Yesterday was the first of the two Torinochi market days on the calendar for this year. I had a lot of work today and couldn’t go myself but here are some photos that I took last year at the Hanazono Shrine in Shinjuku. Let me quote myself about the meaning and background of the Torinoichi tradition:
“November the 10th is the first of the annual Torinohi, two or three days in November when traditional tornoichi markets are being held in many shrines and temples throughout Japan. The fact that both religions, shinto and buddhism, celebrate this tradition is interesting, the only difference between them is their reason for doing it. In all places the main object is to trade in the traditional kumade (熊手, or bear’s hand) decoration pieces, sometimes as small as 500 yen coin, and sometimes big enough to cover a small wall, there are all kinds of kumade and all the traders take great pride in displaying as much of their wares as possible. The basic form of the kumade comes from the humble garden rake, and the kumade is said to symbolize the raking in of health, happiness and health. It is traditional for local business to buy one each year to display in their shops. Whatever your belief is, the magic of the kumade actually works as it attracts customers. I personally always stop in front of a shop displaying a good kumade, giving the proprietor of the shop a chance to wheel me in and make a sale. The tradition is always buy a larger kumade than last year, so if you plan on following the tradition I would recommend starting out as small as possible, even though the sly tradesmen will always try to sell you their biggest!”
There is one more Torinoichi this year and I hope to catch it!
This year saw the 733rd Oeshiki ceremony at Tokyo’s Ikegami Honmonji Temple in the southern Ota Ward. Among the performers were the usual matoi dancers, laymen followers of the Nichiren temples who take part in the festivities by twirling their matoi around their bodies. These matoi are about 10kg heavy but the guys make it seem very easy. I especially liked these two men who did pretty fantastic two person set where they mirrored each other’s movements to great effect. The crowd was mighty pleased! Even as I was taking these I was thinking how much one of them reminded me of Johnny Depp, same stern features, the scraggly beard and the dark eyes! Very striking!
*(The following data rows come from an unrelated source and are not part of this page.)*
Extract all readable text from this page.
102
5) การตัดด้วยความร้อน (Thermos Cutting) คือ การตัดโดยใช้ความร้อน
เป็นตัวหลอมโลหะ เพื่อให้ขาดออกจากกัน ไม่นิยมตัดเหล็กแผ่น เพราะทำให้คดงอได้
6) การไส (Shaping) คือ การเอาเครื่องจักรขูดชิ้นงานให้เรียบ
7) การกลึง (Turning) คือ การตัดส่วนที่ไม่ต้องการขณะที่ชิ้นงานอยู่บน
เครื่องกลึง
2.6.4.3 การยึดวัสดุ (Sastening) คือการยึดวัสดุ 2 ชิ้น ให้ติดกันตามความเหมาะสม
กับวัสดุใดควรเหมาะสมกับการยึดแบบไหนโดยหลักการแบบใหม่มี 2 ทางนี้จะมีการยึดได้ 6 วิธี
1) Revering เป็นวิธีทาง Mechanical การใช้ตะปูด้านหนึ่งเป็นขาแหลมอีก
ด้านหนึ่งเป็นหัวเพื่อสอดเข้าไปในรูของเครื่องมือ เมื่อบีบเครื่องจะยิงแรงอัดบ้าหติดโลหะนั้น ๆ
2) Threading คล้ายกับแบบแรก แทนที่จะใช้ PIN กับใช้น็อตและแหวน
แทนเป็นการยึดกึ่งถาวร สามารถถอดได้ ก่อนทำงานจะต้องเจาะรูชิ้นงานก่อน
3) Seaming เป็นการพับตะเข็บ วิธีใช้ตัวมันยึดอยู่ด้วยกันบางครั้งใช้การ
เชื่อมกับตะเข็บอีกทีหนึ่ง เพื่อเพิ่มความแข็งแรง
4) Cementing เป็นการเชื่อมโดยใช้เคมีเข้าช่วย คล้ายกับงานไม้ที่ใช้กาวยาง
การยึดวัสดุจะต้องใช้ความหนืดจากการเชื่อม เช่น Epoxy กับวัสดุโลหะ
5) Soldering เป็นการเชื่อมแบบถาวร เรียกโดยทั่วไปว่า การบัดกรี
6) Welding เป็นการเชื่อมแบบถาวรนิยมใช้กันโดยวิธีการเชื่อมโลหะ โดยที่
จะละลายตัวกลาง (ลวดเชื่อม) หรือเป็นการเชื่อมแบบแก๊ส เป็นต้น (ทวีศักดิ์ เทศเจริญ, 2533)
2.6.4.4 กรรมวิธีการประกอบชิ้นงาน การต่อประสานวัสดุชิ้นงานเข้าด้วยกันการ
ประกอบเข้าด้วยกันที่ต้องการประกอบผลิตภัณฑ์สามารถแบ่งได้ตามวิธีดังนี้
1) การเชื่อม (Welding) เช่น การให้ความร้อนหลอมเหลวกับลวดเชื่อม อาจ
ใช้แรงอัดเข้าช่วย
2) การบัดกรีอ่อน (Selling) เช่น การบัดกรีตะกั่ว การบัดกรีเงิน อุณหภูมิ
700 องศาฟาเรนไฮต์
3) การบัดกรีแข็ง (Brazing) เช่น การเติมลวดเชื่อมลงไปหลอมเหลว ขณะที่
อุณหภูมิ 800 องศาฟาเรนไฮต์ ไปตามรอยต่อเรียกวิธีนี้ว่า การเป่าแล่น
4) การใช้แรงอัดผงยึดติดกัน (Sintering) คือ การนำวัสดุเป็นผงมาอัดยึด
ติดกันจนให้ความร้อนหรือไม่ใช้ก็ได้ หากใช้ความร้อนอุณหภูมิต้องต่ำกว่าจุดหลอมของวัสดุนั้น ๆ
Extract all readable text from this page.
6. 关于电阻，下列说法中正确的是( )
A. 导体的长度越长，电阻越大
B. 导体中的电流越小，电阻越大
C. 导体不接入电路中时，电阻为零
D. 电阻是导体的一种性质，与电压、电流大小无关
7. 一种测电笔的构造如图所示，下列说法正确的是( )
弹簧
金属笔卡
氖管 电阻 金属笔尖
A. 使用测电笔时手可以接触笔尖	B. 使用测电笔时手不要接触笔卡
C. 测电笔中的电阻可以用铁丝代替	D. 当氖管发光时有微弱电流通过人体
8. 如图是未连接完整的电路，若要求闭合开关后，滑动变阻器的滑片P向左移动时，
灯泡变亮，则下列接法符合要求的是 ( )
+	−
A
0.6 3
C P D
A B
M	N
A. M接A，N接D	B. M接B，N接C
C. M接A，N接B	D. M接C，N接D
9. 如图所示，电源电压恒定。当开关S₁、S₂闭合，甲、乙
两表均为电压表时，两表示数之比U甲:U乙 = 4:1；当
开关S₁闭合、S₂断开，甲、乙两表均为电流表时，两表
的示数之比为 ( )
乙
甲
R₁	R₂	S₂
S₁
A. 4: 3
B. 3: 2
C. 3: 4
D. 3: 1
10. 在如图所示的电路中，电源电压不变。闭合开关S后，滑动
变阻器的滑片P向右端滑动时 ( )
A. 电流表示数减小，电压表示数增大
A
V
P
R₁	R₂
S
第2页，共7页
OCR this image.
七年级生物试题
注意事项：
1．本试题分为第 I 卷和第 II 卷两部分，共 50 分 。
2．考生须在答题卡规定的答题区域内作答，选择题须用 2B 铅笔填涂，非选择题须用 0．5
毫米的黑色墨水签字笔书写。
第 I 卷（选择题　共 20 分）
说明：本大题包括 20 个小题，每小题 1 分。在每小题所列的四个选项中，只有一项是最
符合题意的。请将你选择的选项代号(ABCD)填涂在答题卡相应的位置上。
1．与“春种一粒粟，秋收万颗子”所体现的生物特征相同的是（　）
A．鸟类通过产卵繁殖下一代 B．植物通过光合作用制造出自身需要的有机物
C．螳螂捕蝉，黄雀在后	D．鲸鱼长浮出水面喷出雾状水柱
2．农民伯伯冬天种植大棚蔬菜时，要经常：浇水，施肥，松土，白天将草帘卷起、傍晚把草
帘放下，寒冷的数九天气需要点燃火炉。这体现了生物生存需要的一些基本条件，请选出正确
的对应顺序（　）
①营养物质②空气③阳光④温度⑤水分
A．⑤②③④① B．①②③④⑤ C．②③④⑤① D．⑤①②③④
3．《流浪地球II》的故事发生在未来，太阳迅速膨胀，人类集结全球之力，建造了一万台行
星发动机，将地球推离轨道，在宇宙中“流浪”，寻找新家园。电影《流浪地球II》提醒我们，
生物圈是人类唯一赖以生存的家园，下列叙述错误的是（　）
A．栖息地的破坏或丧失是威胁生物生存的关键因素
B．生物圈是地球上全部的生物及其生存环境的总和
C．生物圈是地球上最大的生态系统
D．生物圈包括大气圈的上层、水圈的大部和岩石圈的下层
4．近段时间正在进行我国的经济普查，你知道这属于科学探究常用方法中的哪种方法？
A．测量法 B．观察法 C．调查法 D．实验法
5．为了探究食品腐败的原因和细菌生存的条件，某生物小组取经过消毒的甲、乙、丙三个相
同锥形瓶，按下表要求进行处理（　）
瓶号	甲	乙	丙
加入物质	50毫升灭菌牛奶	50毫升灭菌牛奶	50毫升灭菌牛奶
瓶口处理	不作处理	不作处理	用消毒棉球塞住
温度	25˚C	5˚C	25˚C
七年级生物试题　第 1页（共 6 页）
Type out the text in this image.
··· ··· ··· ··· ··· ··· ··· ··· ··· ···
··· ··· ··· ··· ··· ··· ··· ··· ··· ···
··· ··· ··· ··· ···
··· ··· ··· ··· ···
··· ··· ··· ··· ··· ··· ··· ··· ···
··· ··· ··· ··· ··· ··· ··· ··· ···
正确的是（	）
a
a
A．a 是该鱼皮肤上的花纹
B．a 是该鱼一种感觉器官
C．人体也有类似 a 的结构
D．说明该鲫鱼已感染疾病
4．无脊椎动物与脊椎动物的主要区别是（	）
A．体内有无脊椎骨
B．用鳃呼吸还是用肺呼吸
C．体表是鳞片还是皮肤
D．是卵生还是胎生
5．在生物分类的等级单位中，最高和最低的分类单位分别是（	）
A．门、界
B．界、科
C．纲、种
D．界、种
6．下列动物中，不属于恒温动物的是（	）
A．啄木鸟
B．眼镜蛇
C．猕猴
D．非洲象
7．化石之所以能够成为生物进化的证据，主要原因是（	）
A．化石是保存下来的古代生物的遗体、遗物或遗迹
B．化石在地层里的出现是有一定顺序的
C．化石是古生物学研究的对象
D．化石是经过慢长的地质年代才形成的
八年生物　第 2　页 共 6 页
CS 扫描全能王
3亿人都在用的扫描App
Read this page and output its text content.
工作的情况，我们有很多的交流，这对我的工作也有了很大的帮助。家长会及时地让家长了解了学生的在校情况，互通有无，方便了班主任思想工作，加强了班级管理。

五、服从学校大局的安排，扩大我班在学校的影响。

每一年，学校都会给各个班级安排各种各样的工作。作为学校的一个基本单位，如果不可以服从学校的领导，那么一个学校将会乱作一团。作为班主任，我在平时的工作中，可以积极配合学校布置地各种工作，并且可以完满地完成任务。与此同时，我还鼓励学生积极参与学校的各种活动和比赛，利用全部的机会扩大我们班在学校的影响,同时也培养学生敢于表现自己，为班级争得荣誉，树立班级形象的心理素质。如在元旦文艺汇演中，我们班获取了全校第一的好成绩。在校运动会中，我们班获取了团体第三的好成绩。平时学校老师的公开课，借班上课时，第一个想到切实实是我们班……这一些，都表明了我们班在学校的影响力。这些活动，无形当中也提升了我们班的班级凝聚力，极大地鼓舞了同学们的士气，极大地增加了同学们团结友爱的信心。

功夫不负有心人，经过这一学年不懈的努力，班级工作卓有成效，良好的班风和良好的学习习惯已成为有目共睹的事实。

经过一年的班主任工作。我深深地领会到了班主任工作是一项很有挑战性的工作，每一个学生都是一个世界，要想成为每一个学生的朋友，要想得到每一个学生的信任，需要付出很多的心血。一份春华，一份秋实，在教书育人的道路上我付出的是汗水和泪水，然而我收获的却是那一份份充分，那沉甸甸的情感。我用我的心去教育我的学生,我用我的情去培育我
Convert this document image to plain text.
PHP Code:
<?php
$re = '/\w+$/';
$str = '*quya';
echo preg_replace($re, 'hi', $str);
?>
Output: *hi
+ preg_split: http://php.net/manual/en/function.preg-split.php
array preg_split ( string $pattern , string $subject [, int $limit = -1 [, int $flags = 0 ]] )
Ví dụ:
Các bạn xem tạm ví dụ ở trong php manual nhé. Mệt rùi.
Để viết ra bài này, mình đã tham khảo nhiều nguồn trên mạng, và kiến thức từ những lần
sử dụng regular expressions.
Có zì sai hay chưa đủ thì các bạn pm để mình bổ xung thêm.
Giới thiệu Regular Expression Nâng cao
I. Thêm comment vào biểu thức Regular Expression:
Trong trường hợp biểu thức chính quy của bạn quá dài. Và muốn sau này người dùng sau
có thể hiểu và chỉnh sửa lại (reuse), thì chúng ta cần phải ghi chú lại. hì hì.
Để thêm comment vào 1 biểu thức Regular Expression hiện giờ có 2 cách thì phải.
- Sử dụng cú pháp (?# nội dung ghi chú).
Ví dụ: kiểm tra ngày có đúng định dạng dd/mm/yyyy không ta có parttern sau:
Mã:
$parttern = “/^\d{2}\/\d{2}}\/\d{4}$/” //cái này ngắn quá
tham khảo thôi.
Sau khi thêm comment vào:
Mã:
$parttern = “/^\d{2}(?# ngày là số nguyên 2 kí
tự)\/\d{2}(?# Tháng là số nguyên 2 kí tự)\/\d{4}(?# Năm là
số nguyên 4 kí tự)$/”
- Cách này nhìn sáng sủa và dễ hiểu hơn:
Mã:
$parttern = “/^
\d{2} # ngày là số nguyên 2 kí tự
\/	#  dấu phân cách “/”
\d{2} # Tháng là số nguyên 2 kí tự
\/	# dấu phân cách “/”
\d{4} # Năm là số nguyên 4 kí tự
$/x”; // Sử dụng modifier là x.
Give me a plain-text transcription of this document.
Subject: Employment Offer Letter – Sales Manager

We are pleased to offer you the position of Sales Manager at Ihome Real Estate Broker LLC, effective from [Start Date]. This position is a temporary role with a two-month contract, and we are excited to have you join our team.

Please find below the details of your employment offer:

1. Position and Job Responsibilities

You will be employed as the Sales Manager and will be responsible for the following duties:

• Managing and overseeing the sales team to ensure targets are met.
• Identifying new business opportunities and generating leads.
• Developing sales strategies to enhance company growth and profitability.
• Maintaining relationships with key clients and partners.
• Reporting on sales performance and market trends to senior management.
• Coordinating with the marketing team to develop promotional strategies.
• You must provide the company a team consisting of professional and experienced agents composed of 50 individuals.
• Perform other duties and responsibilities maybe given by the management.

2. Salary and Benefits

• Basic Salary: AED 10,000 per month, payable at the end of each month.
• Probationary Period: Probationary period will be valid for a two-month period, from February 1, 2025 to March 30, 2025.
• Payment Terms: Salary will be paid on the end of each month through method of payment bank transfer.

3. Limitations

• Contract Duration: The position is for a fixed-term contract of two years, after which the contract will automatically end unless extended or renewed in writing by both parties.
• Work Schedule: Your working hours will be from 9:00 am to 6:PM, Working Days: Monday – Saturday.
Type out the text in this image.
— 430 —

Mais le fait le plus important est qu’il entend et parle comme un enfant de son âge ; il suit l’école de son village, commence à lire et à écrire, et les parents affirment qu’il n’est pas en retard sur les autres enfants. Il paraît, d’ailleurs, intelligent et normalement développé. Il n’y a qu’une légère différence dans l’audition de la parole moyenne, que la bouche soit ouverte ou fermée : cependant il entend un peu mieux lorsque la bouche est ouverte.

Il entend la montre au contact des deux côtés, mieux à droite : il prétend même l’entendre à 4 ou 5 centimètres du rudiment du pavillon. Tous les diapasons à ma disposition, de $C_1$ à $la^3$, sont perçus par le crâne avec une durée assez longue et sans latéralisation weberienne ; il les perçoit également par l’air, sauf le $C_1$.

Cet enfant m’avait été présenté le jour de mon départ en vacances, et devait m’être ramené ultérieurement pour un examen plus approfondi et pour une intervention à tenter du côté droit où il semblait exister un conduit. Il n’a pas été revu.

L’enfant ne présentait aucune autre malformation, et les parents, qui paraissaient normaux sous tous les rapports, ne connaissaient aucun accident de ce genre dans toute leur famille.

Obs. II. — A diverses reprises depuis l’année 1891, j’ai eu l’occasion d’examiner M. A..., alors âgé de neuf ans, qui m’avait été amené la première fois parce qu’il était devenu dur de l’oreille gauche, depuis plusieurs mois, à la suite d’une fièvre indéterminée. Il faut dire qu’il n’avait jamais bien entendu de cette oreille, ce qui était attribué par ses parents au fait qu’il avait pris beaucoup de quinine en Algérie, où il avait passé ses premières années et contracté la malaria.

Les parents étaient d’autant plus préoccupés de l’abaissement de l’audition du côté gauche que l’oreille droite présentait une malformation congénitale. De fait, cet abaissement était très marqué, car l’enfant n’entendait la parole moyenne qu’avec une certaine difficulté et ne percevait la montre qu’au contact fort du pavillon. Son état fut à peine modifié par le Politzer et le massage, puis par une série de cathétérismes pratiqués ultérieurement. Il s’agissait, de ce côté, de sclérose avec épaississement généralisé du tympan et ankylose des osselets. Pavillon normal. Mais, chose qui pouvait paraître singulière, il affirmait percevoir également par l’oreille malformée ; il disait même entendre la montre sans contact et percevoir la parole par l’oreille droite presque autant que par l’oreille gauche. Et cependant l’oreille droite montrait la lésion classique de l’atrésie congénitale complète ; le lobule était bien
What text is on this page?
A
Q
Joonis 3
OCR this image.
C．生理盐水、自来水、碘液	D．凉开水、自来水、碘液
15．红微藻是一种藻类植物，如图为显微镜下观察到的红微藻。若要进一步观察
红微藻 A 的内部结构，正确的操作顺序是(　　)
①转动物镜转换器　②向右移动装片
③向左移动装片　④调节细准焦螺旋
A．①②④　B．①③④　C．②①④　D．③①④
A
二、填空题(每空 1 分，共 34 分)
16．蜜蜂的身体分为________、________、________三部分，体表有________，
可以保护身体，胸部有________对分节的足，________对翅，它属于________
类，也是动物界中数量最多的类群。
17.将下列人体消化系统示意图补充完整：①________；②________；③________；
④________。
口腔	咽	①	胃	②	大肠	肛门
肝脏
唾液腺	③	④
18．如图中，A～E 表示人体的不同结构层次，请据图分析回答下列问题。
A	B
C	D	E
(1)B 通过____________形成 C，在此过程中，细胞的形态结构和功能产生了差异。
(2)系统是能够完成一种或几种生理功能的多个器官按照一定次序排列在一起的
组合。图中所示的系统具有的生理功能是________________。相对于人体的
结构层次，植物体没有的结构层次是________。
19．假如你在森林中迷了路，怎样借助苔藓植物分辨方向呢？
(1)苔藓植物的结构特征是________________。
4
I for one would be happy to see matoi dancing as an olympic sport!
As usual, please click the images for full picture quality!
This weekend, temples all over Japan belonging to one of the biggest Japanese buddhist sects, will be holding the grand Oeshiki, a festival to celebrate the passing of the saint Nichiren who died on October 13th, 1282. The main temple of the Nichiren sect and the biggest of the Oeshiki ceremonies is at the temple in Ikegami, in Tokyo’s southern Ota Ward. The ceremonies start today but the main event with big parade, the dancing with the matoi and the thousands of revelers is on the 12th and finishing with more ceremonies on the 13th.
If you are in Tokyo this weekend I recommend heading down to the Honmonji temple to watch the festivities! You can find more information on the event homepage here, although it is all in Japanese is has all the times, routes and maps of the ceremonies.
I took these photos right at the end of last year’s ceremony, the parishioners still had a lot of energy even though they had been dancing and playing for hours!
The best way to enjoy a visit to a temple or a shrine in my opinion is to go for the details. Just like older western Churches, temples and shrines in Japan (and indeed in the rest of Asia as well) are absolutely loaded with details all of which carries tons of symbolism and meaning. Most Japanese can’t actually “read” these details either (it is not a lost skill, as these details have long been the domain of specialists and professionals). I have always thought it interesting in Japanese that there is one word for “leg” that covers everything from the hipjoint to the big toe, but there is also a very specific name for each part of the spire on top of a pagoda, with incredible detail. Every time I visit a temple in Japan I learn something new about the symbolism or naming of the different parts of it. Sometimes I take a lot of photos of details to remember them, like with this temple that I visited in Matsue City in Shimane Prefecture, the Senjuin (千手院). This temple is on the slopes of a hill neatly placed to overlook the city and the castle that makes the city famous. The temple belongs to the oldest and largest of the Shingon sect of Buddhism. I was too late in the season to experience the famous weeping cherry blossom tree (shidare sakura) which is over 200 years old. The temple itself is very old but it was moved here in the 19th century after a large fire burned down the original buildings in 1678. If you visit Matsue City and have a bit of free time and the weather is good I recommend visiting this temple if nothing else than for the news.
A few of the interesting details on this temple was the elaborate (even more than usual) bright vermilion ceramic roof finials, complete with the famous kamon (heraldic sign) Gosannokiri which is extremely similar to the official heraldic sign of the prime minister and can be found in all Japanese passports for example (to be honest there are 129 official kamon based on this simple design and it could be anyone of them). I also enjoyed seeing the printed prayer slips pasted on one of the walls which I have never seen in Tokyo (I am sure there must be some). Another one I liked was the little votive painting of the Senjukannon, the buddhist patron saint of people born in the year of the rat and often prayed to by people with poor eyes.